Right-side hepatectomy (RH) has been considered an oncological resection for hilar cholangiocarcinoma (HCCC), however the decision for left-side hepatectomy (LH) or RH is still a controversial issue. We compared surgical and oncologic outcomes of LH and RH in HCCC type I, II or IV in which either side of hepatectomy was expected to have a negative margin. From 2001 to 2020, 85 patients underwent major liver resection for type I, II or IV HCCC. Among them, 52 patients who had no vascular invasion, no unilateral tumor growth and no atrophy of unilateral liver were enrolled. Preoperative characteristics, perioperative outcomes and long-term outcomes were compared between RH (n = 29) and LH (n = 23) group. Clinical characteristics and disease severity did not differ between two groups. Portal vein embolization rate (RH: 48.3% vs. LH: 0.0%, p < 0.001) and duration of diagnosis to operation (RH: 31.0 ± 16.2 vs. LH: 18.8 ± 13.4, p = 0.006) were significantly higher in RH group. Postoperative hepatic failure (over grade B) was more frequent in RH group (RH: 55.2% vs LH: 21.7%, p = 0.015). R0 resection rate (RH: 72.4% vs.

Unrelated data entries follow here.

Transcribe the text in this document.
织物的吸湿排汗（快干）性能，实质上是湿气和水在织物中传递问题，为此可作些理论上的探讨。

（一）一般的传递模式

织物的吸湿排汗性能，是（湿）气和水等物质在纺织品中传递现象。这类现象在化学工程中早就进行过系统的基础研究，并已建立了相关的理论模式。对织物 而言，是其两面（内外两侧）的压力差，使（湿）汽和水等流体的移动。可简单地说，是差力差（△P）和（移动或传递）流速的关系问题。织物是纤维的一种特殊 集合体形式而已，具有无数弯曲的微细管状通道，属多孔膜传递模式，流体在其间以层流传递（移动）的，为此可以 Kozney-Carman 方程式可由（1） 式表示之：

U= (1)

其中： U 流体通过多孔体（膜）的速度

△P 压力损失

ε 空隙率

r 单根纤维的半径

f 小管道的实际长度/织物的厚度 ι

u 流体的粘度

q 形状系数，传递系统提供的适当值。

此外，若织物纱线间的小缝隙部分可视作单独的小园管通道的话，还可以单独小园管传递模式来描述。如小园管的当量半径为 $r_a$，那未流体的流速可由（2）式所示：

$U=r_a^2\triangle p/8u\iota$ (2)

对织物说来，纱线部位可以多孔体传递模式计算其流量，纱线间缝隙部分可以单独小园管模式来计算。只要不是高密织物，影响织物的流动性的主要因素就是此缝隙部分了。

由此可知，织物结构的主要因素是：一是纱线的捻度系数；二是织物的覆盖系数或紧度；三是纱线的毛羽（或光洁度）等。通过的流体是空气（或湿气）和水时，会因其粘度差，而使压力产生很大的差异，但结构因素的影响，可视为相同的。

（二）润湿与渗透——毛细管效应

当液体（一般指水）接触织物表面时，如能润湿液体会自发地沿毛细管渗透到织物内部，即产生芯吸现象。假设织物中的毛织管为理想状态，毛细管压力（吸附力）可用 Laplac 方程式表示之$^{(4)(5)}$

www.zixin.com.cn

LH: 78.3%, p = 0.629), median disease free (p = 0.620) and overall survival (p = 0.487) did not differ between two groups. R1 resection and number of lymph node metastasis were significant risk factor for DFS in multivariate analysis. In type I, II or type IV HCCC in which either LH or RH was a feasible option, LH provided shorter period of preoperative preparation, lower postoperative hepatic failure rate, similar R0 rate and comparable long-term outcomes compared with RH. Therefore, LH should be considered reasonable option to type I, II or IV HCCC.